Introduction: The addition of rituximab to combination chemotherapy has been shown to be cost-effective in the care of lymphoma patients. However, there is little literature evaluating the differences in survival and cost of care between first line rituximab-based combinations. We aimed to focus on older patients with follicular lymphoma (FL) as the standard of care is evolving for these patients.
Methods: We identifiedstage II-IV grade 3 FL patients over the age of 66 diagnosed between 2001-2010 who received chemotherapy within 6 months of diagnosis using ICD-O codes and data from the Surveillance, Epidemiology, and End Results (SEER) Program. We then collected the healthcare costs from linked with Medicare claims through 2014. Comorbidity was calculated based on the modified Charlson Comorbidity Index (CCI). We estimated the costs using a phase of care approach. For patients surviving over 2 years, we estimated three time periods of monthly costs: first year after diagnosis, the time between the first and last years with the disease, and the final year of life. For those that live under 2 years after diagnosis, consistent with the literature, we estimated the total costs for their entire trajectory. For censored patients, we simulated their life expectancy and lifetime costs until death. To estimate the life time costs under each treatment regime, we simulated 10,000 hypothetical patients and their life-expectancy and assigned their costs based on the length of their lives.
Results: Of the 1095 FL patients meeting criteria, 485 (44%) received rituximab, cyclophosphamide, doxorubicin, vincristine, and prednisone (R-CHOP), 393 (36%) received rituximab and a different combination chemotherapy (R-chemo), and 217 (20%) received rituximab alone (R). R-CHOP patients were younger than R-chemo or R-alone treated patients [median age 73 (SD 5.5), 76 (6.4), 79 (6.8), respectively], with 41%, 54%, and 71% over age 75, respectively (p<0.001). R-CHOP treated patients more frequently had no comorbidities (R-CHOP 55%, R-Chemo 45%, R 51%, p=<0.001) and were married (R-CHOP 66%, R-Chemo 54%, R 56%, p=0.01). Higher stage was more commonly treated with R-CHOP or R-Chemo (stage IV R-CHOP 39%, R-Chemo 35%, R 24%, p=0.003), as expected. Patients treated in large metropolitan areas were more likely to receive more intense therapy (R-CHOP 55%, R-Chemo 45%,R 51%), while in less urban areas all three regimens were used with similar frequency (R-CHOP 11%, R-Chemo 9%, R 10%) (p=0.03). Census tract poverty level was similar between all 3 groups. The predominant therapy changed over time with R-Chemo becoming more common in recent years (2010 R-CHOP 7%, R-Chemo 14%, R 11%, p=0.02). Median overall survival from diagnosis was 6 years after first line R-CHOP, 4.8 years after R-Chemo, and 4.5 years after R (p<0.001, Figure 1).

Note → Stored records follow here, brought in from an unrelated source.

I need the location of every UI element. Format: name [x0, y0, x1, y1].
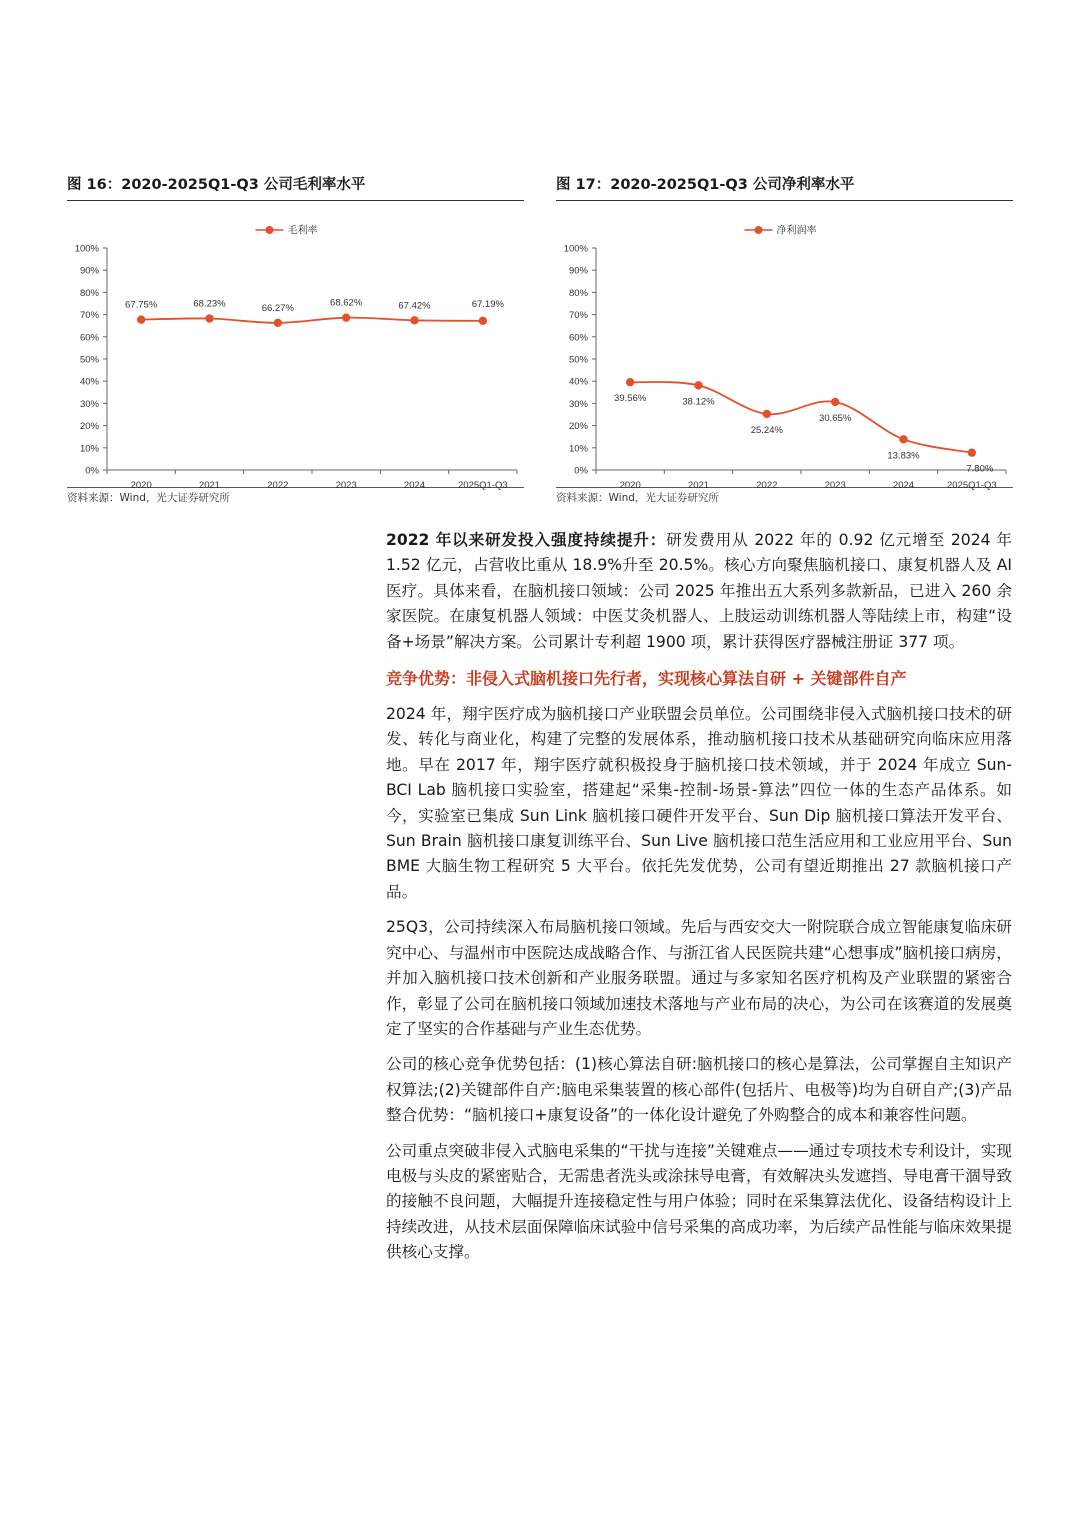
- net-margin-chart: [556, 205, 1013, 491]
- y-tick-label: 50%: [79, 354, 99, 366]
- data-point: [137, 315, 145, 323]
- x-tick-label: 2023: [335, 480, 357, 491]
- paragraph-25q3: 25Q3，公司持续深入布局脑机接口领域。先后与西安交大一附院联合成立智能康复临床研究中心、与温州市中医院达成战略合作、与浙江省人民医院共建“心想事成”脑机接口病房，并加入脑机接口技术创新和产业服务联盟。通过与多家知名医疗机构及产业联盟的紧密合作，彰显了公司在脑机接口领域加速技术落地与产业布局的决心，为公司在该赛道的发展奠定了坚实的合作基础与产业生态优势。: [386, 918, 1012, 1038]
- body-text: [386, 528, 1012, 1276]
- series-line: [141, 318, 483, 323]
- data-point: [342, 313, 350, 321]
- data-point: [274, 319, 282, 327]
- y-tick-label: 30%: [568, 398, 588, 410]
- figure-16-title: 图 16：2020-2025Q1-Q3 公司毛利率水平: [67, 170, 524, 201]
- y-tick-label: 70%: [79, 310, 99, 322]
- y-tick-label: 0%: [574, 465, 588, 477]
- legend-marker: [266, 226, 274, 234]
- x-tick-label: 2022: [756, 480, 778, 491]
- data-label: 25.24%: [750, 424, 783, 436]
- data-point: [968, 448, 976, 456]
- figure-17-source: 资料来源：Wind，光大证券研究所: [556, 487, 1013, 505]
- data-label: 68.23%: [193, 298, 226, 310]
- legend-marker: [755, 226, 763, 234]
- data-point: [479, 317, 487, 325]
- x-tick-label: 2025Q1-Q3: [947, 480, 997, 491]
- y-tick-label: 40%: [79, 376, 99, 388]
- y-tick-label: 80%: [79, 287, 99, 299]
- paragraph-rd-lead: 2022 年以来研发投入强度持续提升：: [386, 531, 667, 549]
- paragraph-core-advantages: 公司的核心竞争优势包括：(1)核心算法自研:脑机接口的核心是算法，公司掌握自主知识产权算法;(2)关键部件自产:脑电采集装置的核心部件(包括片、电极等)均为自研自产;(3)产品整合优势：“脑机接口+康复设备”的一体化设计避免了外购整合的成本和兼容性问题。: [386, 1055, 1012, 1125]
- figure-17: [556, 170, 1013, 505]
- legend: [256, 224, 318, 237]
- section-heading: 竞争优势：非侵入式脑机接口先行者，实现核心算法自研 + 关键部件自产: [386, 669, 907, 689]
- data-label: 67.75%: [125, 299, 158, 311]
- y-tick-label: 30%: [79, 398, 99, 410]
- y-tick-label: 20%: [79, 421, 99, 433]
- y-tick-label: 80%: [568, 287, 588, 299]
- y-tick-label: 0%: [85, 465, 99, 477]
- data-label: 13.83%: [887, 450, 920, 462]
- data-label: 68.62%: [330, 297, 363, 309]
- data-label: 39.56%: [614, 393, 647, 405]
- paragraph-rd-text: 研发费用从 2022 年的 0.92 亿元增至 2024 年 1.52 亿元，占营收比重从 18.9%升至 20.5%。核心方向聚焦脑机接口、康复机器人及 AI 医疗。具体来看，在脑机接口领域：公司 2025 年推出五大系列多款新品，已进入 260 余家医院。在康复机器人领域：中医艾灸机器人、上肢运动训练机器人等陆续上市，构建“设备+场景”解决方案。公司累计专利超 1900 项，累计获得医疗器械注册证 377 项。: [386, 531, 1012, 651]
- legend-label: 毛利率: [287, 225, 318, 237]
- legend: [745, 224, 817, 237]
- x-tick-label: 2020: [619, 480, 641, 491]
- y-tick-label: 90%: [568, 265, 588, 277]
- x-tick-label: 2022: [267, 480, 289, 491]
- y-tick-label: 50%: [568, 354, 588, 366]
- x-tick-label: 2020: [130, 480, 152, 491]
- figure-17-title: 图 17：2020-2025Q1-Q3 公司净利率水平: [556, 170, 1013, 201]
- data-label: 66.27%: [261, 302, 294, 314]
- y-tick-label: 100%: [563, 243, 588, 255]
- gross-margin-chart: [67, 205, 524, 491]
- y-tick-label: 100%: [74, 243, 99, 255]
- data-point: [626, 378, 634, 386]
- series-line: [630, 382, 972, 453]
- y-tick-label: 40%: [568, 376, 588, 388]
- data-point: [410, 316, 418, 324]
- x-tick-label: 2024: [892, 480, 915, 491]
- x-tick-label: 2021: [198, 480, 221, 491]
- y-tick-label: 60%: [568, 332, 588, 344]
- data-point: [205, 314, 213, 322]
- data-point: [831, 398, 839, 406]
- x-tick-label: 2021: [687, 480, 710, 491]
- paragraph-bci-system: 2024 年，翔宇医疗成为脑机接口产业联盟会员单位。公司围绕非侵入式脑机接口技术的研发、转化与商业化，构建了完整的发展体系，推动脑机接口技术从基础研究向临床应用落地。早在 2017 年，翔宇医疗就积极投身于脑机接口技术领域，并于 2024 年成立 Sun-BCI Lab 脑机接口实验室，搭建起“采集-控制-场景-算法”四位一体的生态产品体系。如今，实验室已集成 Sun Link 脑机接口硬件开发平台、Sun Dip 脑机接口算法开发平台、Sun Brain 脑机接口康复训练平台、Sun Live 脑机接口范生活应用和工业应用平台、Sun BME 大脑生物工程研究 5 大平台。依托先发优势，公司有望近期推出 27 款脑机接口产品。: [386, 705, 1012, 901]
- data-label: 67.19%: [471, 298, 504, 310]
- y-tick-label: 60%: [79, 332, 99, 344]
- data-point: [694, 381, 702, 389]
- paragraph-eeg-breakthrough: 公司重点突破非侵入式脑电采集的“干扰与连接”关键难点——通过专项技术专利设计，实现电极与头皮的紧密贴合，无需患者洗头或涂抹导电膏，有效解决头发遮挡、导电膏干涸导致的接触不良问题，大幅提升连接稳定性与用户体验；同时在采集算法优化、设备结构设计上持续改进，从技术层面保障临床试验中信号采集的高成功率，为后续产品性能与临床效果提供核心支撑。: [386, 1141, 1012, 1262]
- data-label: 67.42%: [398, 300, 431, 312]
- x-tick-label: 2025Q1-Q3: [458, 480, 508, 491]
- y-tick-label: 10%: [79, 443, 99, 455]
- data-point: [763, 410, 771, 418]
- x-tick-label: 2024: [403, 480, 426, 491]
- x-tick-label: 2023: [824, 480, 846, 491]
- data-label: 38.12%: [682, 396, 715, 408]
- paragraph-rd: [386, 528, 1012, 655]
- y-tick-label: 20%: [568, 421, 588, 433]
- y-tick-label: 70%: [568, 310, 588, 322]
- legend-label: 净利润率: [776, 225, 817, 237]
- data-label: 7.80%: [966, 463, 994, 475]
- data-label: 30.65%: [819, 412, 852, 424]
- figure-16-source: 资料来源：Wind，光大证券研究所: [67, 487, 524, 505]
- figure-16: [67, 170, 524, 505]
- data-point: [899, 435, 907, 443]
- y-tick-label: 90%: [79, 265, 99, 277]
- y-tick-label: 10%: [568, 443, 588, 455]
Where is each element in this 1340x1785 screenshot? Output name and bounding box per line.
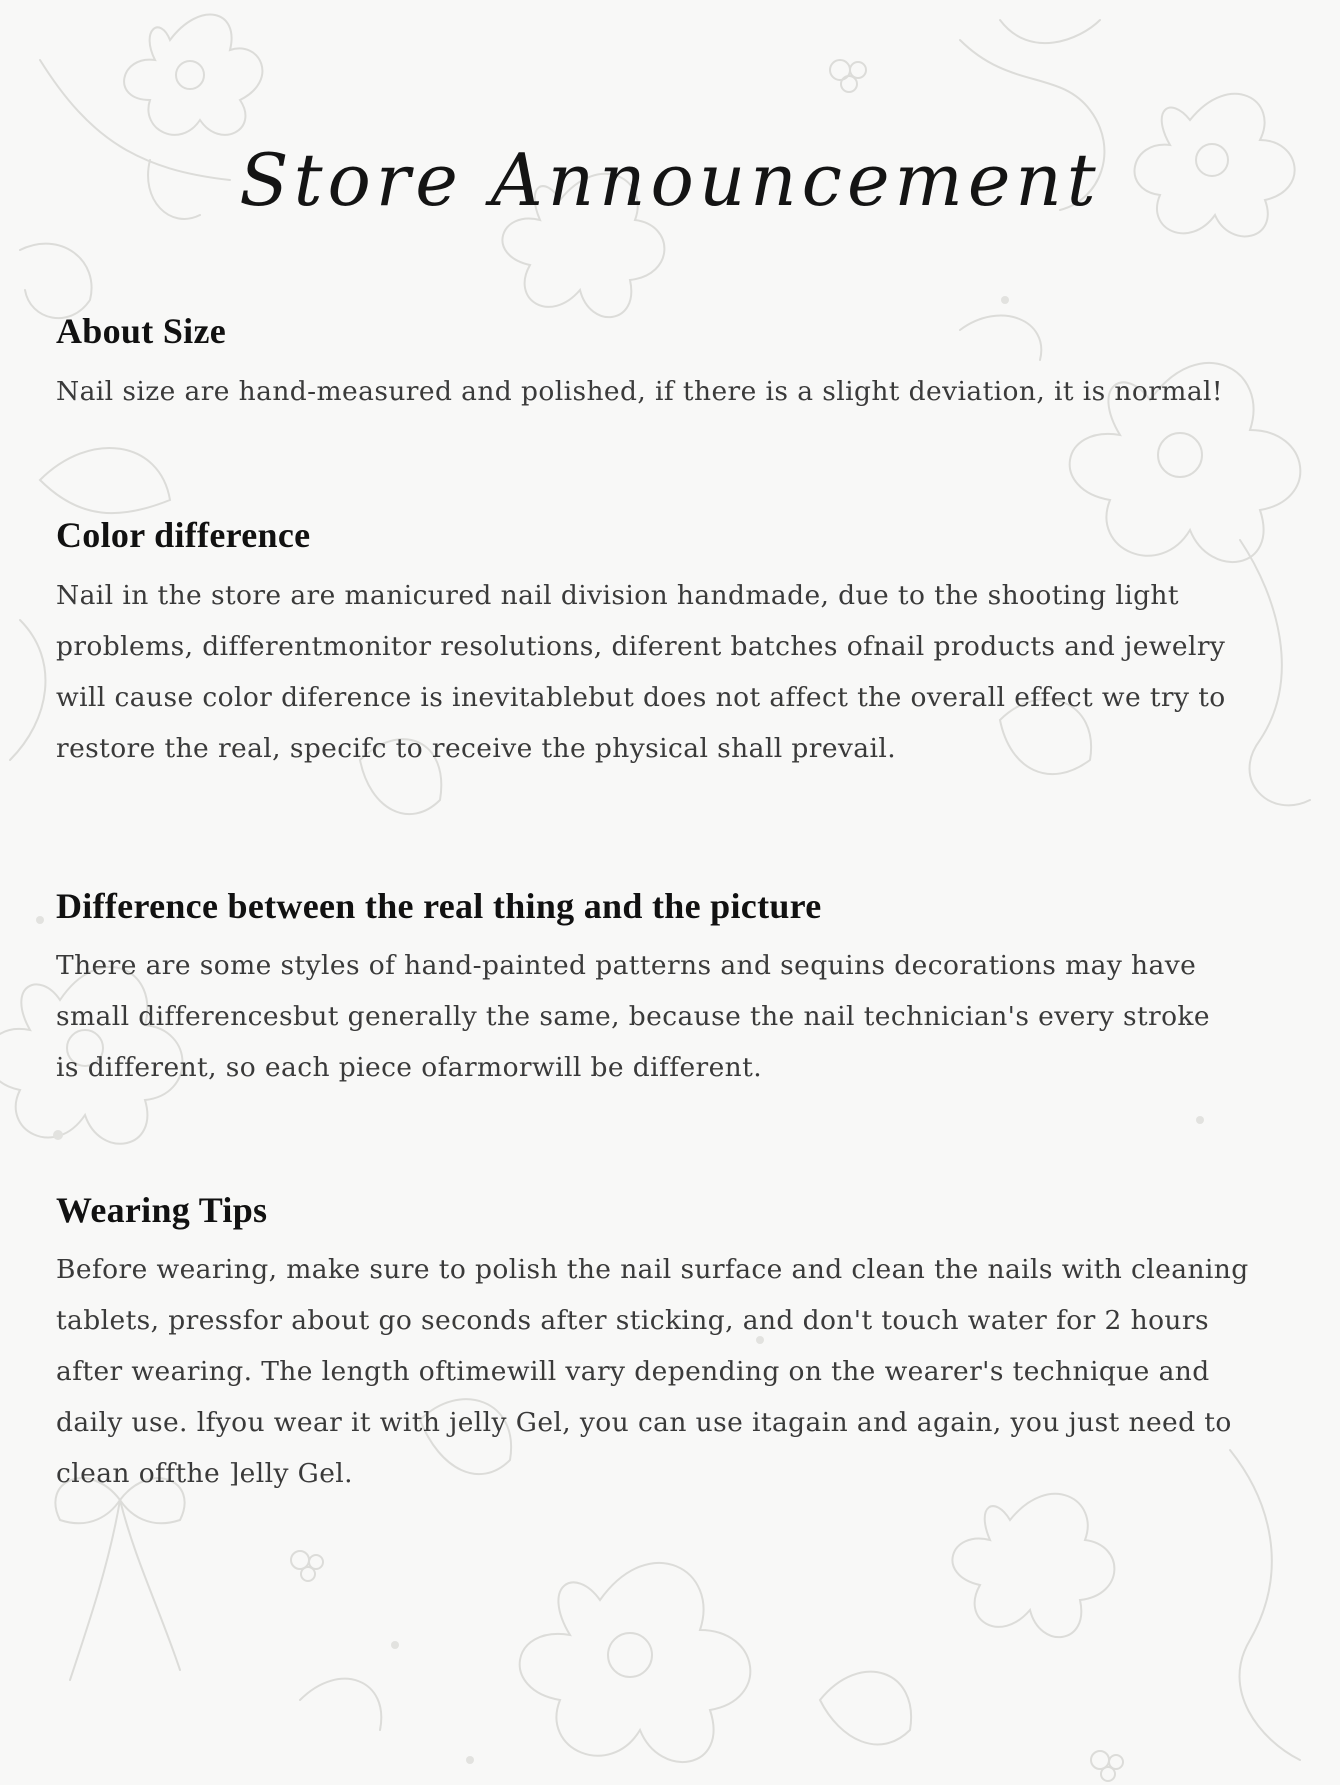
section-heading-wearing-tips: Wearing Tips [56, 1190, 268, 1230]
text-line: clean offthe ]elly Gel. [56, 1458, 353, 1489]
text-line: is different, so each piece ofarmorwill be different. [56, 1052, 763, 1083]
text-line: after wearing. The length oftimewill vary depending on the wearer's technique and [56, 1356, 1210, 1387]
section-heading-color-difference: Color difference [56, 515, 311, 555]
section-heading-about-size: About Size [56, 311, 227, 351]
text-line: There are some styles of hand-painted patterns and sequins decorations may have [56, 950, 1197, 981]
section-heading-real-vs-picture: Difference between the real thing and the picture [56, 886, 822, 926]
section-body-wearing-tips [56, 1244, 1249, 1499]
text-line: restore the real, specifc to receive the physical shall prevail. [56, 733, 897, 764]
section-body-about-size [56, 366, 1223, 417]
section-body-real-vs-picture [56, 940, 1210, 1093]
text-line: will cause color diference is inevitablebut does not affect the overall effect we try to [56, 682, 1226, 713]
text-line: problems, differentmonitor resolutions, diferent batches ofnail products and jewelry [56, 631, 1226, 662]
text-line: Before wearing, make sure to polish the nail surface and clean the nails with cleaning [56, 1254, 1249, 1285]
text-line: small differencesbut generally the same, because the nail technician's every stroke [56, 1001, 1210, 1032]
text-line: daily use. lfyou wear it with jelly Gel, you can use itagain and again, you just need to [56, 1407, 1232, 1438]
text-line: Nail in the store are manicured nail division handmade, due to the shooting light [56, 580, 1179, 611]
page-title: Store Announcement [239, 138, 1101, 222]
section-body-color-difference [56, 570, 1226, 774]
text-line: tablets, pressfor about go seconds after sticking, and don't touch water for 2 hours [56, 1305, 1209, 1336]
text-line: Nail size are hand-measured and polished, if there is a slight deviation, it is normal! [56, 376, 1223, 407]
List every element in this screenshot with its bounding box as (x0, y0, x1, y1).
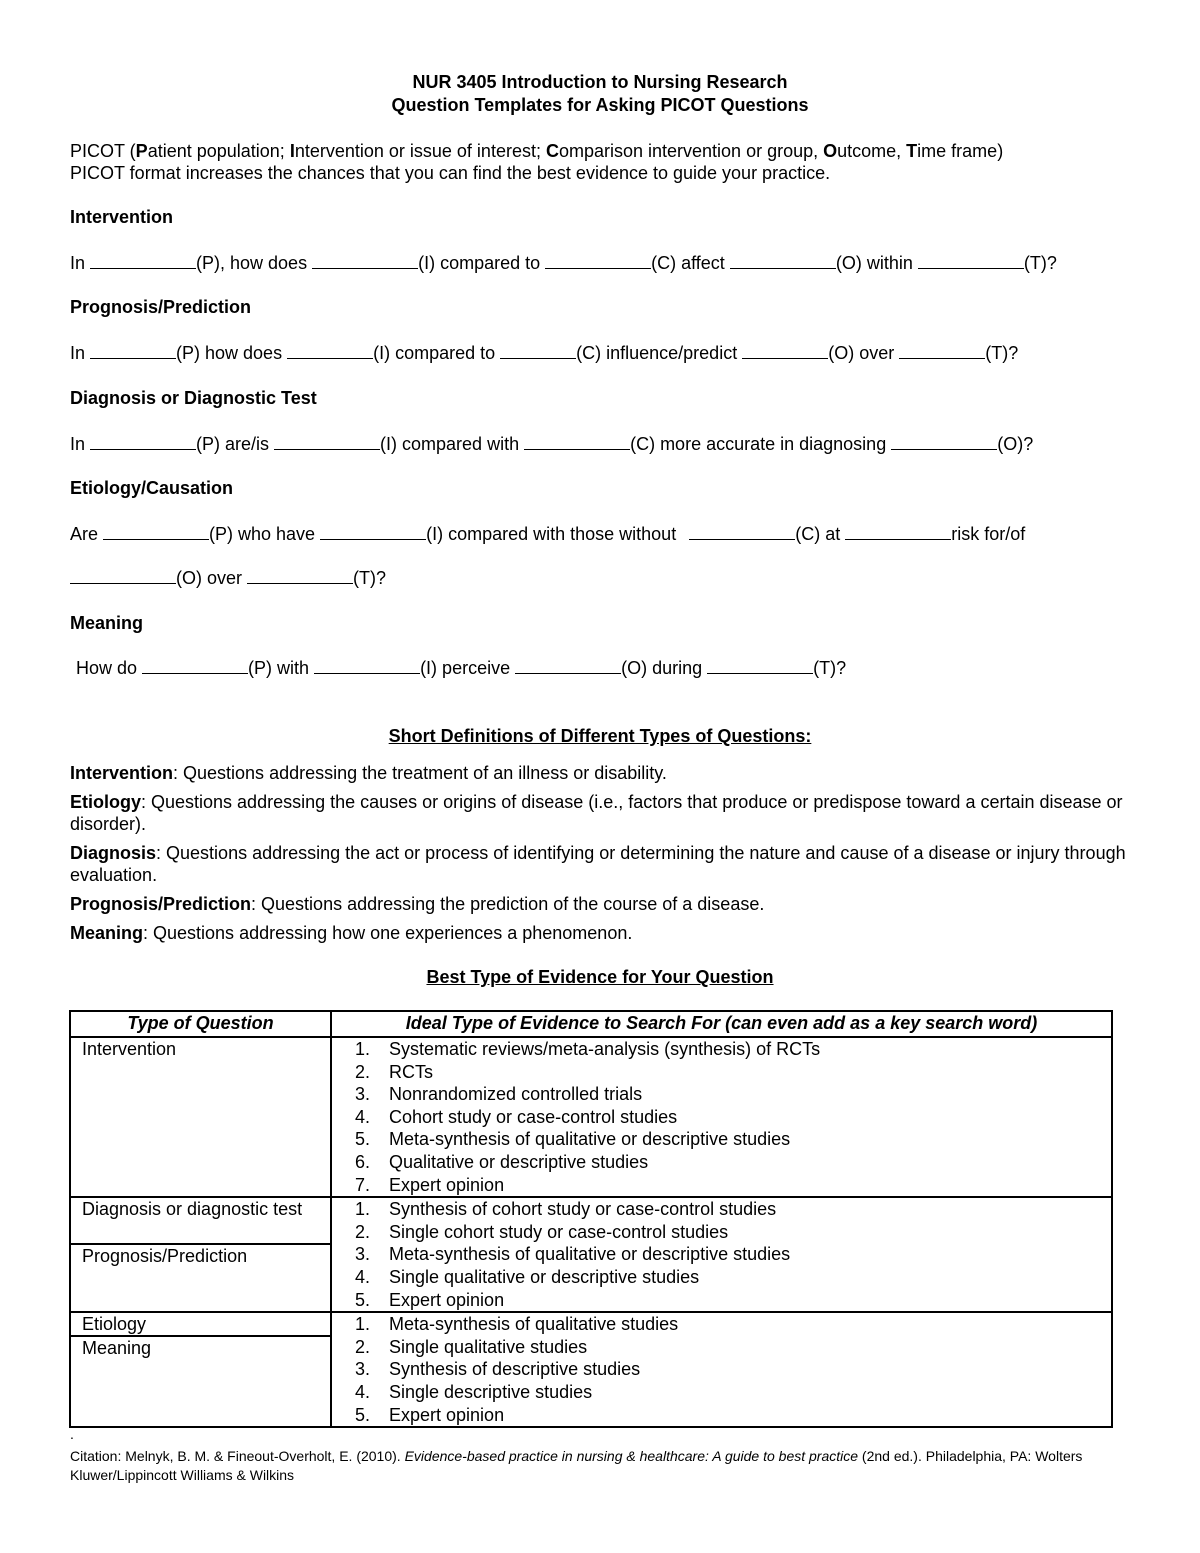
picot-o-letter: O (823, 141, 838, 161)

Total mean costs from diagnosis until death were $130,300 in R-CHOP treated patients, $114,800 in R-Chemo, and $108,000 in R alone. For patients who lived less than 2 years, the mean monthly costs were similar between R-Chemo [$7,700 (5th-95th percentile 6,800-8,600)] and R [$7,900 (6,900-8,900)], but higher with R-CHOP [$9,100 (8,000-10,200)]. For patients living longer than 2 years, the mean monthly costs in the first year after diagnosis were similar for R-CHOP [$1,600 (1,500-1,700)] and R-Chemo [$1,600 (1,500-1,800)], but lower for R [$1,300 (1,200-1,400)]. Similarly in the last year of life, the median monthly cost for R-CHOP treated patients was $5,600 (5,200-6,100), R-Chemo $5,500 (5,000-6,000), and R [$4,800 (4,300-5,200)].
Conclusions: In this first analysis of differences between rituximab based combinations in older adults with FL, we find that the addition of an anthracycline (R-CHOP) increased survival, but with similar cost. In addition, given the dramatic differences in cost between the first year after diagnosis and the last year of life, the major driver of expenditure is likely related to subsequent lines of care. Our future results will include adjusted analyses, additional FL populations, and evaluation of therapy after 1st relapse.
No relevant conflicts of interest to declare.
Asterisk with author names denotes non-ASH members.